Besides the Archaeological Museum of Ancient Corinth, inside the city you will find some interesting museums to visit. The Ecclesiastical Museum was founded in 1973 and exhibits many religious relics of the local religious history, like images, manuscripts, gospels, vestments and photos. The Historical-Folklore Museum exhibits traditional agricultural tools, utensils, costumes, embroideries and many more elements of the traditional way of life in this area. The collections date back at the beginning of the 19th century until the middle of the 20th. In addition the Municipal Art Gallery of the city exhibits the paintings of the Greek artist Sotiris Pilarinos.
Outside from Korinthos you could visit Corinth Canal which is one of the most impressive technological achievements in the area. Even since 602BC the tyrant Periandros had stated the opinion that a canal was needed in this area in order to avoid to expedite shipping and trading activities in the area. He built then the famous “Diolkos”, the paved street, where small ships were dragged by the slaves in order to avoid the circumnavigation of Peloponnese and the dangerous spots of Cape Malea and Cape Tainaro at the south of Peloponnese. Its strategic position resulted in the construction of the fortification walls “Examilion” which were built before 400BC and were preserved until the Byzantine Period. After Periandros many emperors of the Roman Empire, the Venetian and Ottoman occupiers also tried to continue the construction of the canal but nothing radical happened until 1880 when the systematic operations started. The Corinth Canal was completed in 1893. Today you can walk on the bridge of the canal and enjoy a breathtaking view. Alternatively you could take one of the tourist boats and enjoy a cruise of the canal. Some adventurous travelers could even try bungee jumping from the Corinth Canal.

Places to visit

The beautiful seaside village Lecheo is only 8km west of Korinthos. The area is known since the antiquity (6th BC) as one of the two ancient ports of Korinthos (Ancient Kechrees was the second). The visitor can still see the remains of this ancient port and the remains of an Early Christian Basilica (5th AD) which was constructed in the honor of Leonidis and the seven virgins who martyred during the persecutions of Dekiou in 251AD.
From the east side of Korinthos you have plenty of seaside locations that you could visit.

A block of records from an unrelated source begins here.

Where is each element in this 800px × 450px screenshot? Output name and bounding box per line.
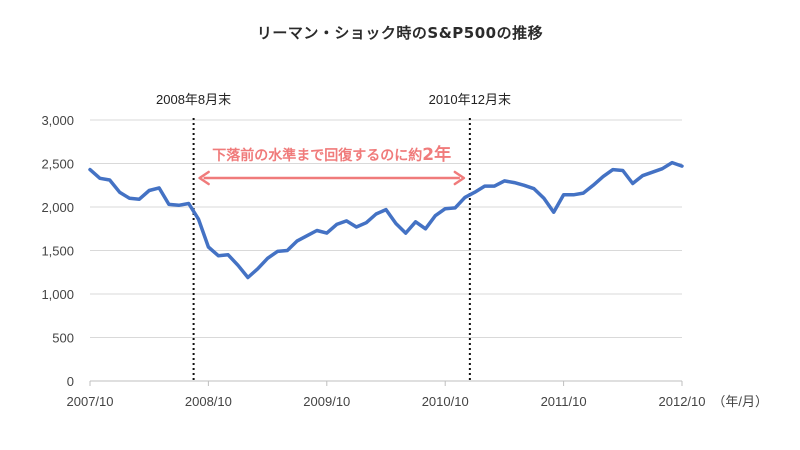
- data-point: [474, 191, 476, 194]
- data-point: [612, 168, 614, 171]
- data-point: [602, 175, 604, 178]
- series-line: [88, 160, 684, 280]
- recovery-span: 下落前の水準まで回復するのに約2年: [198, 144, 466, 186]
- series-layer: [88, 160, 684, 280]
- span-label: 下落前の水準まで回復するのに約2年: [212, 144, 451, 165]
- x-tick-label: 2011/10: [541, 394, 587, 409]
- data-point: [335, 223, 338, 226]
- data-point: [552, 211, 555, 214]
- data-point: [148, 189, 150, 192]
- data-point: [256, 267, 259, 270]
- data-point: [414, 220, 417, 223]
- data-point: [503, 180, 506, 182]
- x-unit-label: （年/月）: [712, 394, 768, 409]
- y-tick-label: 500: [52, 331, 74, 346]
- data-point: [247, 276, 249, 279]
- data-point: [365, 221, 368, 224]
- x-tick-label: 2007/10: [67, 394, 114, 409]
- data-point: [306, 234, 308, 237]
- x-tick-label: 2012/10: [659, 394, 706, 409]
- marker-end-label: 2010年12月末: [429, 92, 511, 107]
- marker-start-label: 2008年8月末: [156, 92, 231, 107]
- x-tick-label: 2008/10: [185, 394, 232, 409]
- data-point: [671, 161, 673, 164]
- span-label-emphasis: 2年: [422, 144, 451, 165]
- data-point: [197, 218, 200, 220]
- data-point: [681, 165, 683, 167]
- data-point: [385, 208, 387, 211]
- data-point: [118, 191, 121, 194]
- data-point: [641, 174, 644, 177]
- data-point: [454, 207, 456, 209]
- data-point: [237, 264, 239, 267]
- data-point: [89, 168, 91, 171]
- span-label-text: 下落前の水準まで回復するのに約: [212, 147, 422, 164]
- data-point: [316, 229, 318, 232]
- data-point: [217, 254, 220, 257]
- data-point: [651, 171, 654, 173]
- data-point: [444, 207, 447, 210]
- data-point: [326, 232, 328, 234]
- span-arrow-right-head: [453, 170, 466, 186]
- data-point: [434, 214, 437, 217]
- data-point: [622, 169, 624, 172]
- data-point: [375, 213, 377, 215]
- data-point: [286, 249, 289, 252]
- data-point: [395, 222, 397, 225]
- data-point: [543, 197, 545, 200]
- x-axis: 2007/10 2008/10 2009/10 2010/10 2011/10 2012/…: [67, 380, 768, 409]
- data-point: [533, 187, 535, 190]
- chart-title: リーマン・ショック時のS&P500の推移: [256, 24, 544, 42]
- y-tick-label: 1,000: [41, 287, 74, 302]
- y-tick-label: 2,500: [41, 157, 74, 172]
- data-point: [513, 181, 516, 184]
- y-tick-label: 2,000: [41, 200, 74, 215]
- data-point: [266, 257, 269, 260]
- data-point: [483, 185, 486, 187]
- y-tick-label: 1,500: [41, 244, 74, 259]
- data-point: [424, 227, 427, 230]
- data-point: [562, 194, 565, 196]
- period-markers: 2008年8月末 2010年12月末: [156, 92, 511, 381]
- data-point: [138, 198, 141, 200]
- data-point: [572, 194, 575, 196]
- span-arrow-left-head: [198, 170, 210, 186]
- data-point: [207, 246, 210, 248]
- data-point: [128, 197, 131, 200]
- data-point: [227, 254, 229, 256]
- data-point: [355, 226, 358, 228]
- y-tick-label: 3,000: [41, 113, 74, 128]
- x-tick-label: 2010/10: [422, 394, 469, 409]
- data-point: [523, 184, 525, 187]
- data-point: [187, 202, 190, 205]
- data-point: [276, 250, 279, 253]
- data-point: [661, 167, 664, 170]
- data-point: [99, 177, 101, 180]
- y-tick-label: 0: [67, 374, 74, 389]
- data-point: [592, 184, 594, 187]
- x-tick-label: 2009/10: [303, 394, 350, 409]
- data-point: [464, 196, 466, 199]
- data-point: [178, 204, 180, 207]
- data-point: [631, 182, 634, 185]
- data-point: [108, 179, 111, 181]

Starting from Kavos and heading south you will encounter beautiful seaside destinations like Loutra Oraias Elenis and Korfos. Korfos is known for its fish taverns near the pebble beach of the bight. South of Korfos and about 60,5km away from Korinthos there is the archaeological site of Ancient Epidaurus with the renowned ancient theater.
The legendary Nemea is a wonderful option for a trip close to Korinthos. Here was the place where Hercules killed the Nemean Lion and the Pan-Hellenic Nemean Games took place during the Antiquity. There is a notable archaeological site here with the temple of Zeus and the stadium. Don’t forget to try the famous “Agiorgitiko” wine which is often called by the locals “the blood of Hercules” due to the deep red color of this wine variety.